De qualquer forma, arrisquei tentar me dirigir ao meu quarto, desejando minha cama como nunca. Para minha surpresa, Will não veio atrás de mim, e não me dei ao luxo de sentir alivio por isso, do jeito que as coisas caminhavam a vida provavelmente me reservava algo pior. Procurei a chave no bolso do shorts sem esperanças de encontrá-la, mas como um consolo, ali estava, fiel depois de tantas aventuras. Destranquei a porta e respirei fundo ao entrar, me fechando ali como um sinal expresso de que não queria ser perturbada.

Joguei-me na cama de uma vez, sentindo minha coleção recente de ursos de pelúcia machucar minhas costas já doloridas do tombo da noite anterior. Empurrei todos de baixo de mim, jogando no chão, eu precisava de espaço para minha cabeça cheia. Encarei o teto, organizando as coisas em mim, proibindo terminantemente qualquer ameaça de choro, embora eu me sentisse exposta, vulnerável, quebradiça e ingênua.

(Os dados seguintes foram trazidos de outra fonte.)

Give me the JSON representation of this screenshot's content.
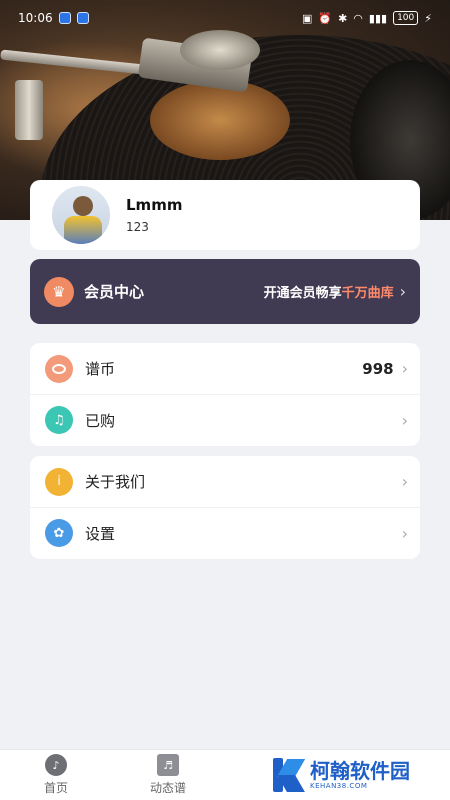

Era tolice ficar me martirizando por não perceber nada antes, eu sabia disso, mas era inevitável. E burrice maior era não conseguir aceitar que ele fazia parte desse mundo, Justin não se adaptava em minha mente com a qualificadora assassino, por isso me doía mais que tivesse se sujeitado as safadezas daquela mulher. Ele dizia que não havia sentido nada, só que eu não era idiota o suficiente para subestimar seus hormônios. Hormônios masculinos os deixa manipuláveis. Sua explicação só servia para que eu entendesse a ausência de culpa por aquela cena depravada desde o momento em que eu o flagrara. Se nem respeito a vida alheia havia em seu mundo, muito menos havia por sentimentos. Tudo isso me levava a lógica inquestionável de que eu não queria fazer parte daquilo. Sendo tão repulsivo assim, não deveria doer tanto me imaginar longe.

Coração idiota era uma cilada, você deveria estar aliviado por se dar conta antes que ficasse mais serio.

Não era apenas questão da minha saúde psíquica em jogo, já que seus consanguíneos e agregados pareciam dispostos a me ferir para que eu me afastasse. Justin poderia continuar seguindo sua sina para ser o monstro cruel que orgulhava de ser e todos ganhariam com isso. Menos sua alma eternamente manchada de ódio. Só que isso não era da minha conta.

Os toques contidos na porta interromperam minha linha construída com muito esforço de raciocínio. Pensei seriamente em não responder.

— Faith? Posso entrar? — a voz de Flê fluiu pela brecha da porta.

Por um infortúnio, nem a ela eu estava disposta a ver.

— Sei que não está dormindo, querida. Estou entrando.